Thanks for inviting me. I’m so glad you liked both books.
What kind of schooling did you receive and how long did it take to learn this extensive history and become a senior teacher in Shambhala? I must say I’m impressed.
I received an honors BA in Russian and Chinese history from the University of California, Santa Cruz. I never went for further degrees because I was tired of not getting to read whatever I wanted to read, mostly historical fiction!
Researching and writing the three novels took about 17 years once I got going. I wrote the first few pages of what I thought would be one novel when still at university, but then I set it aside for years, promising to return to it someday.
Becoming a senior teacher in Shambhala came about because I wanted to pay forward the kindness of my teachers. After so many years of teaching Shambhala Buddhist meditation, I guess I finally got good at it and was appointed a Shastri, a senior teacher and mentor for other teachers. I had to retire from that role after three years in order to get these novels published. But certain core values crept into them from my Buddhist background, not only about meditation but about empathy and broad perspective.
What made you want to write about the Mongols? They were such a brutal clan. Were any of the Mongols in the story a part of history? And if they were, were all their conquests in the book in history?
I can’t imagine why I thought writing about Mongols was a good idea! I had no idea they were so brutal until I started seriously researching them, but my favorite period in my studies at university was Kyivan Rus’, which fell to the Mongols. And once I got into the heart of the writing, things began to take shape. By the final novel, Consolamentum, out soon, it becomes apparent how the entire story hangs together and why the Mongols’ brutality is integral to it.
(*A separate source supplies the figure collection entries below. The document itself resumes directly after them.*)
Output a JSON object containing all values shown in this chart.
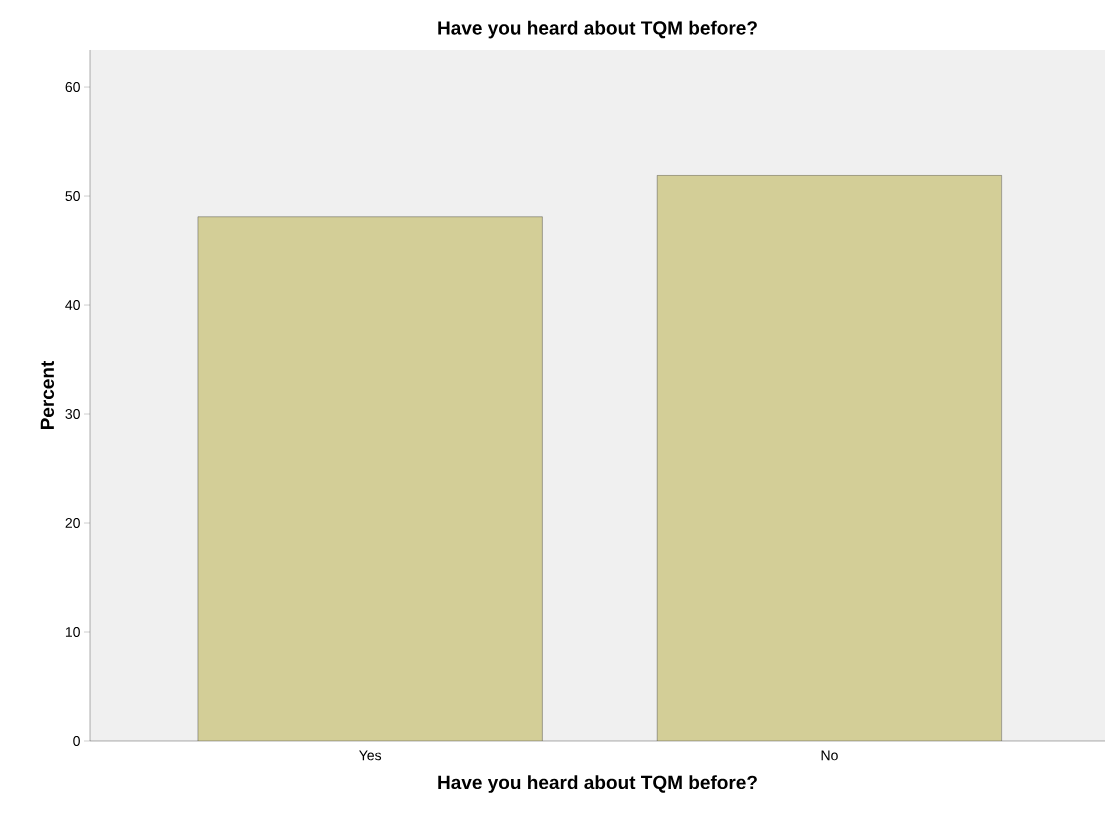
{
  "chart_data": {
    "type": "bar",
    "title": "Have you heard about TQM before?",
    "xlabel": "Have you heard about TQM before?",
    "ylabel": "Percent",
    "categories": [
      "Yes",
      "No"
    ],
    "values": [
      48.1,
      51.9
    ],
    "color": "#d3ce97",
    "ylim": [
      0,
      63.4
    ],
    "yticks": [
      0,
      10,
      20,
      30,
      40,
      50,
      60
    ],
    "grid": false
  }
}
All the major Mongol leaders were real historical figures, and many details about them are on record: like the color of Berke Khan’s boots! And the big quarrel between Batu and Kuyuk is what they actually said to each other. The surprise true historical figure is Argamon, though I invented his life and his family.
All the battles and conquests really happened as I described them. Or as close as my imagination could take me to how it would have been.
Sofia…what a beautiful soul. Is she written from history?
While Sofia is fictional, and also a rarity among noblewomen of her time, I tried to create a realistic picture of a young, sheltered princess embedded in that time and place, but who is also a typical teenager. She is both a dreamer/idealist and also quite sure of her moral high ground, which is a common phase in growing up. And when she grows older and loses some of her connection to the earth she loves so much: that’s something I’ve observed.
What’s truly uncanny about her is that I am related to her, as I have royal Rus’ ancestry, something I didn’t know when I was writing the series. I found that out when researching my family tree.
What rights did woman have in this era? It seems they were of a lesser human compared to the men of this time.
Alas, women were treated pretty badly then from our point of view, as they were more like childbearing property with few rights. Be a good child, wife, parent, and you are taken care of, so within those bounds you are powerful if you’re in charge of the household or some aspect of it. So it was a funny mix: everyone knew their place and noblewomen took pride in theirs, and maybe others did, too. But there were serious limitations, like the way men all across Europe assumed that beating their wives was a good thing.
Sofia was incredibly smart. Did she have special privileges to learn because she was a princess, or was that a good parenting choice from her father?
That was a good parenting choice, though Rus’ noblewomen would be literate enough to read the Bible. And being a princess was why her father educated her; on one side, she was all he had once he was widowed, and he was more sensitive than the average warmongering prince, more truly devout. On the other side, she was a bargaining chip for him in Rus’ politics, so polishing her up was a smart move. Motives can be pretty ambiguous.
Would Sofia lead a good life with Batu Khan or would it be a disaster? Did she make the right choice to flee?
Batu Khan truly did have so many concubines that once he’d tired of her, she’d have been seriously at risk for a dismal future. Certainly she wouldn’t have experienced the good things that came her way later, like her daughter. It would have meant a much shorter story for her to tell, though!
How did Sofia’s enslavement make her react in future situations?
She really saw the other side of life, and because of her tender heart, she identified with others’ suffering. So she became a champion for both justice and mercy, at least when she could. Of course that also led her into serious danger at times.
I always like to ask…what does your writing space consist of?
I don’t like to write in just one place. My husband and I share a big basement room that is office for him and computer space/art studio for me. But I also go outside with my laptop in good weather or hang out and write in our ‘cozy area’, a seating area with fireplace right next to the kitchen, handy for remembering to eat!
What advice would you give an aspiring writer?
Read, read, read and learn from the greats: how they frame a story, choose points of view, choose what to describe, etc. Then write, write, write, perhaps in the same style as your favorite authors, just for practice. Then write from your heart and fiercely edit from your intelligence. Some people think The Grip of God is a bit too long, but I cut out sooo much! Like how to cook marmot; I took it out because it didn’t promote the plot.